Ufkunun pencerelerini o zamana kadar hiç bilmediği yepyeni bir dünyaya ardına kadar açacak, peşinden koştuğu gerçek zenginliğin, dış dünyanın görkemli vitrinlerinde değil de insanların iç alemlerinde bulunduğunu öğrenecekti.
"Teyze bu insan sevgin... Bu... Bu... İnsana, hayvana, herkese, her şey yetişmek bu aşk... Seni yormuyor mu?"

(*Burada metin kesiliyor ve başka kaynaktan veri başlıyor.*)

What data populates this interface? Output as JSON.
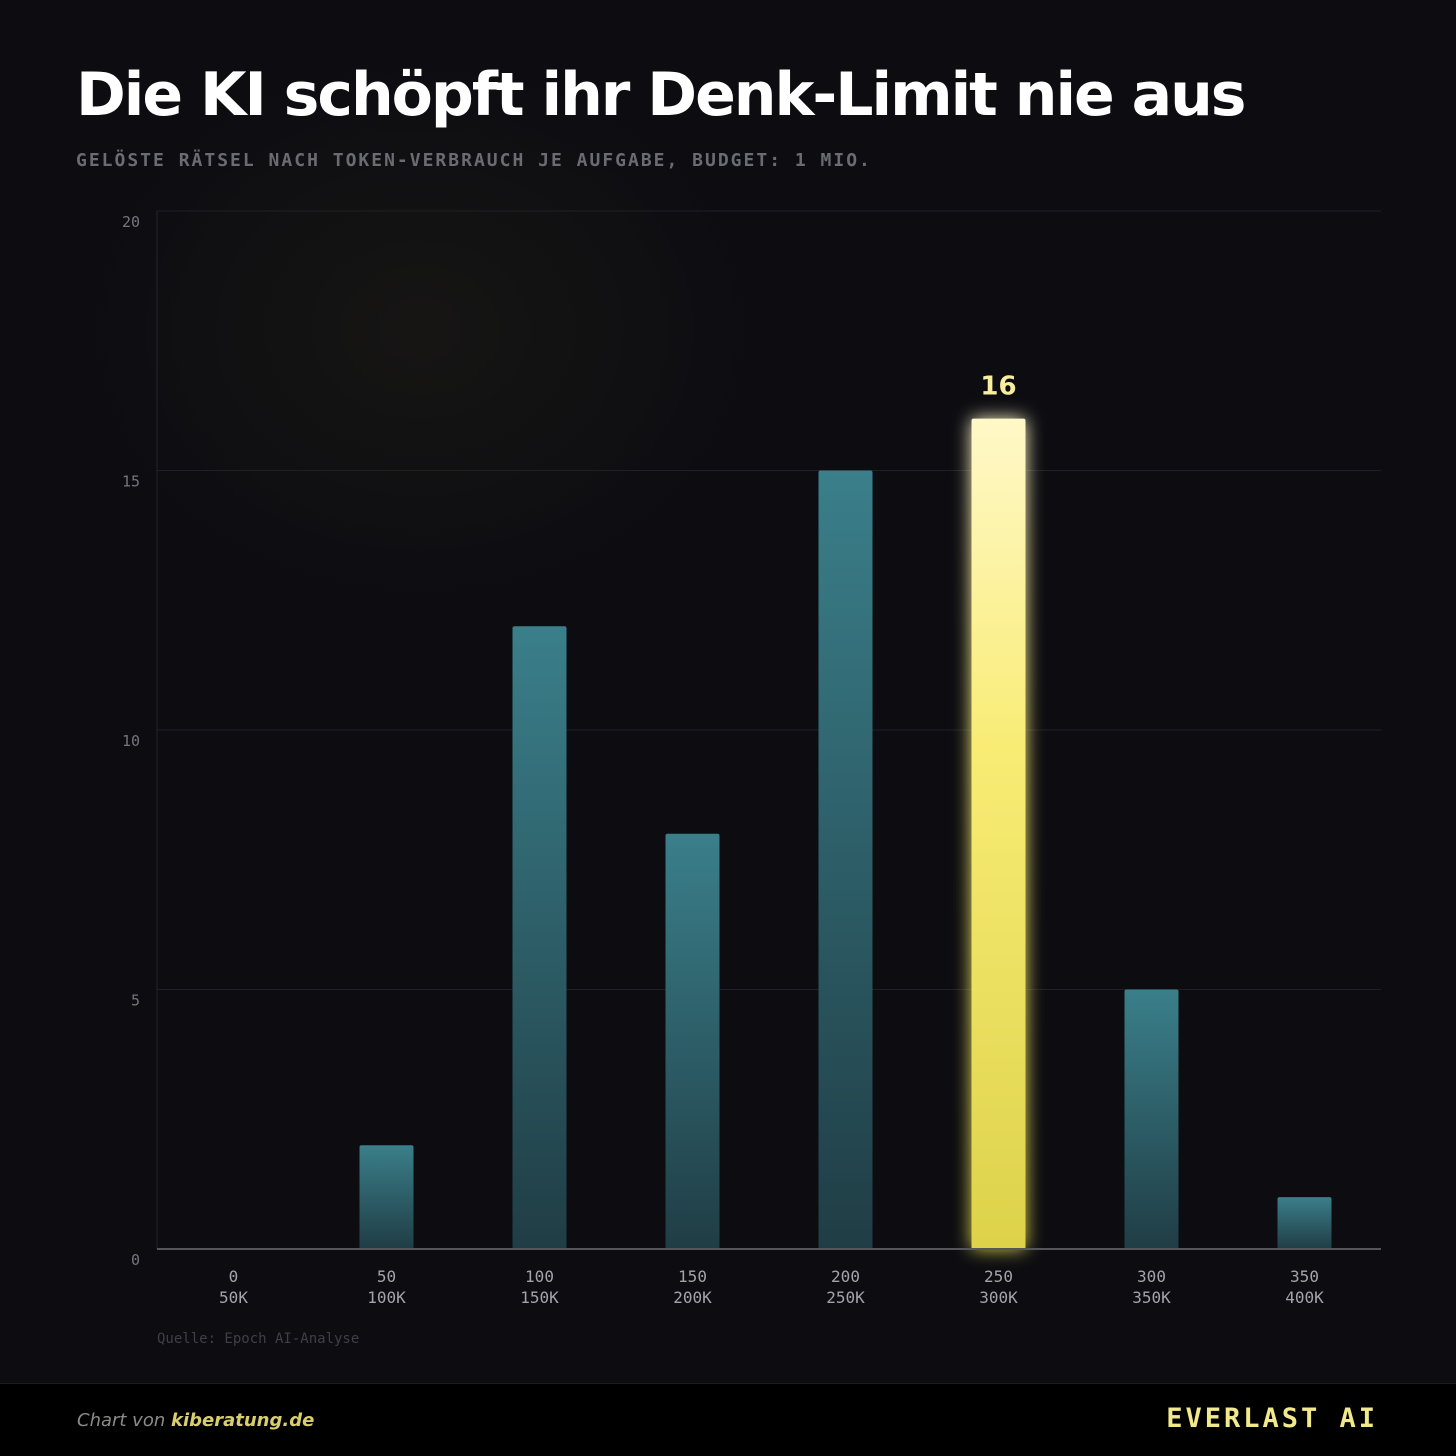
{
  "title": "Die KI schöpft ihr Denk-Limit nie aus",
  "subtitle": "GELÖSTE RÄTSEL NACH TOKEN-VERBRAUCH JE AUFGABE, BUDGET: 1 MIO.",
  "source": "Quelle: Epoch AI-Analyse",
  "footer": {
    "credit_prefix": "Chart von ",
    "credit_site": "kiberatung.de",
    "brand": "EVERLAST AI"
  },
  "colors": {
    "bar_top": "#3a7f8a",
    "bar_bottom": "#203d45",
    "highlight_top": "#fff8c8",
    "highlight_bottom": "#ddd24a",
    "highlight_label": "#f7eea0",
    "axis_text": "#75757c",
    "grid": "#1f1f27"
  },
  "chart_data": {
    "type": "bar",
    "categories": [
      [
        "0",
        "50K"
      ],
      [
        "50",
        "100K"
      ],
      [
        "100",
        "150K"
      ],
      [
        "150",
        "200K"
      ],
      [
        "200",
        "250K"
      ],
      [
        "250",
        "300K"
      ],
      [
        "300",
        "350K"
      ],
      [
        "350",
        "400K"
      ]
    ],
    "values": [
      0,
      2,
      12,
      8,
      15,
      16,
      5,
      1
    ],
    "highlight_index": 5,
    "data_labels": {
      "5": "16"
    },
    "yticks": [
      0,
      5,
      10,
      15,
      20
    ],
    "ylim": [
      0,
      20
    ],
    "grid": true
  }
}
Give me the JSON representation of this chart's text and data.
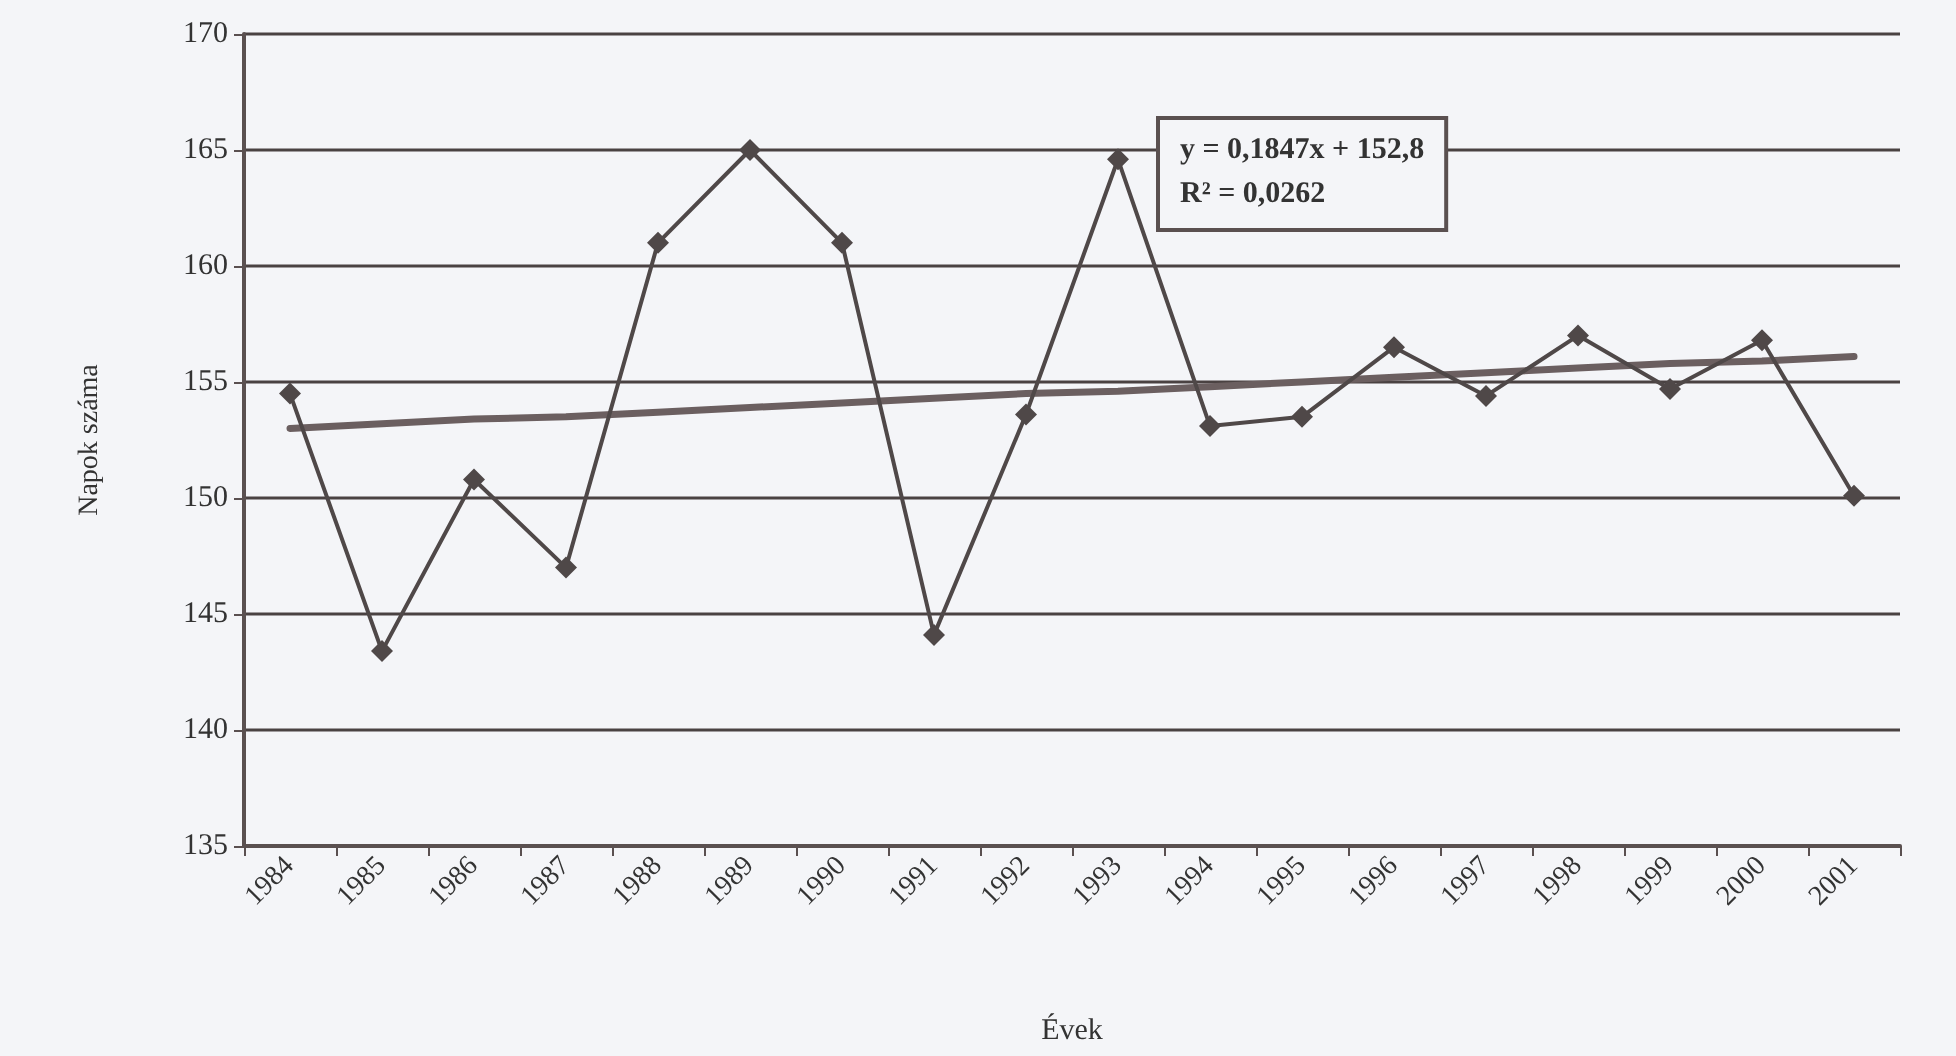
{
  "chart_data": {
    "type": "line",
    "xlabel": "Évek",
    "ylabel": "Napok száma",
    "categories": [
      "1984",
      "1985",
      "1986",
      "1987",
      "1988",
      "1989",
      "1990",
      "1991",
      "1992",
      "1993",
      "1994",
      "1995",
      "1996",
      "1997",
      "1998",
      "1999",
      "2000",
      "2001"
    ],
    "series": [
      {
        "color": "#4f4848",
        "marker": "diamond",
        "values": [
          154.5,
          143.4,
          150.8,
          147.0,
          161.0,
          165.0,
          161.0,
          144.1,
          153.6,
          164.6,
          153.1,
          153.5,
          156.5,
          154.4,
          157.0,
          154.7,
          156.8,
          150.1
        ]
      },
      {
        "type": "line",
        "color": "#6b5f60",
        "marker": "none",
        "values": [
          153.0,
          153.2,
          153.4,
          153.5,
          153.7,
          153.9,
          154.1,
          154.3,
          154.5,
          154.6,
          154.8,
          155.0,
          155.2,
          155.4,
          155.6,
          155.8,
          155.9,
          156.1
        ]
      }
    ],
    "annotations": [
      "y = 0,1847x + 152,8",
      "R² = 0,0262"
    ],
    "ylim": [
      135,
      170
    ],
    "yticks": [
      135,
      140,
      145,
      150,
      155,
      160,
      165,
      170
    ],
    "grid": "y",
    "line_style": "solid"
  }
}
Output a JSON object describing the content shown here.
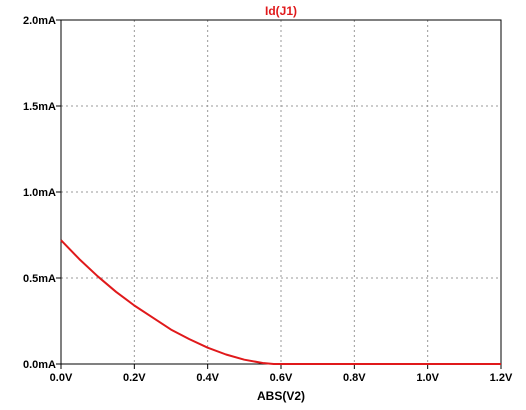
{
  "chart_data": {
    "type": "line",
    "title": "",
    "xlabel": "ABS(V2)",
    "ylabel": "",
    "xlim": [
      0.0,
      1.2
    ],
    "ylim": [
      0.0,
      2.0
    ],
    "grid": true,
    "x_ticks": [
      {
        "value": 0.0,
        "label": "0.0V"
      },
      {
        "value": 0.2,
        "label": "0.2V"
      },
      {
        "value": 0.4,
        "label": "0.4V"
      },
      {
        "value": 0.6,
        "label": "0.6V"
      },
      {
        "value": 0.8,
        "label": "0.8V"
      },
      {
        "value": 1.0,
        "label": "1.0V"
      },
      {
        "value": 1.2,
        "label": "1.2V"
      }
    ],
    "y_ticks": [
      {
        "value": 0.0,
        "label": "0.0mA"
      },
      {
        "value": 0.5,
        "label": "0.5mA"
      },
      {
        "value": 1.0,
        "label": "1.0mA"
      },
      {
        "value": 1.5,
        "label": "1.5mA"
      },
      {
        "value": 2.0,
        "label": "2.0mA"
      }
    ],
    "series": [
      {
        "name": "Id(J1)",
        "color": "#e0191b",
        "x": [
          0.0,
          0.05,
          0.1,
          0.15,
          0.2,
          0.25,
          0.3,
          0.35,
          0.4,
          0.45,
          0.5,
          0.55,
          0.58,
          0.6,
          0.7,
          0.8,
          0.9,
          1.0,
          1.1,
          1.2
        ],
        "y": [
          0.72,
          0.61,
          0.51,
          0.42,
          0.34,
          0.27,
          0.2,
          0.145,
          0.095,
          0.055,
          0.025,
          0.006,
          0.0,
          0.0,
          0.0,
          0.0,
          0.0,
          0.0,
          0.0,
          0.0
        ]
      }
    ]
  }
}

" Tayibe," dedi teyzem, " hayatı kaldıramayabilirdim, 'bu bendeki aşk olmasa.'"
Bütün insanları Tanrı yaratmıştı. Tanrıya yakarmak için değişik yollar bulmuş, değişik dinlerle etiketlemişlerdi bu yolları. Tanrı herkesin Tanrısıydı. Aylin de dinlerin ne olursa olsun, bütün insanları seviyordu. Bir doktor olarak ayrım yapmamak için yemin etmişti her insana ve her dine saygısı eşitti.